The global cold chain monitoring market was valued at around £4 billion last year and is predicted to top £7 billion by 2025. The world is a small place these days, and many products are travelling huge distances to reach their end users, covering vastly differing climatic conditions.

The ability to maintain cargo at its specified temperature is mission critical but SMI has covered this with its range of Back-Stop and Multi-Stop curtains to protect goods in ambient to chilled and chilled to frozen.

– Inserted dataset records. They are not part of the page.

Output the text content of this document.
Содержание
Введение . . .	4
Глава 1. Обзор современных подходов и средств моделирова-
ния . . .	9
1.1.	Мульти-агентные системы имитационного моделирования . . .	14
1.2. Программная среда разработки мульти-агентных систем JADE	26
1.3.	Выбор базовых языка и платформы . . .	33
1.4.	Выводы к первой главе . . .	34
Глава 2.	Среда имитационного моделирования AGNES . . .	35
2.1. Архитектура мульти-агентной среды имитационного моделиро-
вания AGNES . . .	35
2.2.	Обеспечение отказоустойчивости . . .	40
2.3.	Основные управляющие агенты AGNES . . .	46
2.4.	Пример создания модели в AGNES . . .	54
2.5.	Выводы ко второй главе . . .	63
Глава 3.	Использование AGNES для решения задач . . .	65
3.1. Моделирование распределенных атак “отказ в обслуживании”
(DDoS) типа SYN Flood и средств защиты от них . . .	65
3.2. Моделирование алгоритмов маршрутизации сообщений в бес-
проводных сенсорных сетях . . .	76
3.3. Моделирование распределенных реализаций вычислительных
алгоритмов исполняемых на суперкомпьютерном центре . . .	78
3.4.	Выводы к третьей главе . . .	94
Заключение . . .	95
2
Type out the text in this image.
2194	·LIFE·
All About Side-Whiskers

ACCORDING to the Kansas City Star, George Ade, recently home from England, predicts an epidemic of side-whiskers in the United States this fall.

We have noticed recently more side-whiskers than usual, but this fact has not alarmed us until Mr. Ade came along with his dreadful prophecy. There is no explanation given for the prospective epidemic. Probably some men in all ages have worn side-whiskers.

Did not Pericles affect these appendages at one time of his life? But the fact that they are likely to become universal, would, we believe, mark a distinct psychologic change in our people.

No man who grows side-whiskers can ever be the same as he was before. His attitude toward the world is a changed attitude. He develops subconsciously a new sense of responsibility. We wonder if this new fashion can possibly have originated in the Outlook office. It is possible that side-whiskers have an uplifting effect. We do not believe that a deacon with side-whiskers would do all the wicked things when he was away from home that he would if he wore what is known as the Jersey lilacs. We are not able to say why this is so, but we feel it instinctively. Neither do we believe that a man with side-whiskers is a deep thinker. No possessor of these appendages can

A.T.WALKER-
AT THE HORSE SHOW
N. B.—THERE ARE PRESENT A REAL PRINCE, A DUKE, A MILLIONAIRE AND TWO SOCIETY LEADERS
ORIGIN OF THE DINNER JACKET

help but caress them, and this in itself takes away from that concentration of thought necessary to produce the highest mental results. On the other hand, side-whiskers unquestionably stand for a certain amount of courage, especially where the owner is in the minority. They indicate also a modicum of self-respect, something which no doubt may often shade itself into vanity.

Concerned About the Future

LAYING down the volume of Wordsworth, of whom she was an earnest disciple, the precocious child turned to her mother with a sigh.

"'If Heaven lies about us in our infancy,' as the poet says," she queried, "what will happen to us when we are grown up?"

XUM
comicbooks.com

However, providing a suitable temperature-controlled environment, often at short notice, is just part of the battle these days.

The question which SMI’s sales team is being asked more often than any other right now is: “What is the Covid-19 risk?”

Jill says: “That’s no surprise, as the virus has significantly impacted food safety practices across the entire industry.

“Officials are now carrying out far more stringent tests on food in transit, and consumers want guarantees that the food on their plate has been carried in optimum conditions – for the majority of frozen or ambient produce, temperature control is the number one factor.

“No-one can ever give a 100% anti-bacterial guarantee, of course, but we now enrich our strip curtains, door and thermal windows with Bio-Gard, a trademarked compound which has been chemically proven to kill 99% of all known bacteria.”

Over the course of 10 years, it has been tested under many conditions to ensure that it complies to world standards such as JIS Z 2801. 2000, ISO 22196:2011, and EU Directive 20002/72EC.

One of SMI’s newest customers, an ice cream manufacturer, described himself as ‘a sceptical engineer by nature’ and monitored energy consumption on a freezer unit where Cold Stop curtains had been fitted.

He now appreciates that installing these thermally efficient curtains in place of simple plastic strips can have a rapid return on investment, reducing energy use and costs, and has progressed onto trialling Back-Stop curtains on delivery vans.